We should be even more ashamed of the next thing that I am about to mention. I wonder whether the House realises that, once in a young offenders institution or any other penal institution, a child is deprived of the protection of the Children Act 1989. If a 15 or 16-year-old on remand is raped, the social services cannot even carry out an investigation under the Act. What do we think we are doing?
Let us leave on one side our children who take to crime--after all, everyone else does. Let us look at our schools. We travel the world teaching other countries how to run an education system, so we surely must be good at it. Each year, 200,000 children fail to obtain at least one GCSE of grade C or above, and 30,000 leave with no graded GCSEs at all. That is hardly a stunning return on 42,000 hours of compulsory school attendance. No wonder truancy is on the increase.
GCSEs apart, what about skills? In some parts of England, almost four out of 10 adults cannot read or write properly or do simple sums. About 24 per cent. of adults in the United Kingdom can be described as functionally illiterate. As the international adult literacy survey found, 8 million people in the United Kingdom are so poor at reading and writing that they cannot cope with the demands of modern life.
This rich, proud country is turning out of its schools more functionally illiterate people than any country in the European Union except Italy. Not only is it a disgrace--indeed, a form of child abuse--but it spells huge dangers for the rest of us. People who cannot find work or earn a decent wage turn disproportionately to antisocial behaviour and disrupt the lives of the rest of us. If compassion does not move us, let us try self-interest. Self-interest persuaded the Victorians to build public drains. Would it persuade us to improve our schools?

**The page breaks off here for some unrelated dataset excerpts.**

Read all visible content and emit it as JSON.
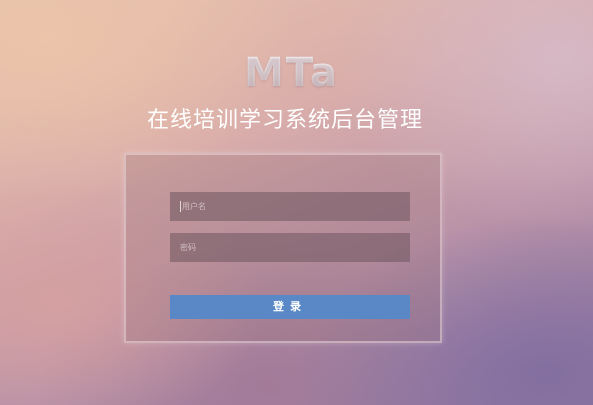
{
  "logo": {
    "text": "MTa"
  },
  "header": {
    "title": "在线培训学习系统后台管理"
  },
  "login_form": {
    "username_placeholder": "用户名",
    "password_placeholder": "密码",
    "login_label": "登录"
  },
  "colors": {
    "button_background": "#5a87c5",
    "title_text": "#ffffff"
  }
}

I could go on and on. I could point to the alarming rise in sexually transmitted infections and the frequent comments from our young that they do not know enough about HIV-AIDS. I could ask whether we are on the verge of a sharp increase in HIV. I could point out that our young people drink more alcohol and drink to excess more often than any other young people in Europe. We should listen to the voices of young people. The creation of the UK Youth Parliament has been of some benefit so far. Let us listen to the young people who have positive ideas for the future and try to make sense of our lives.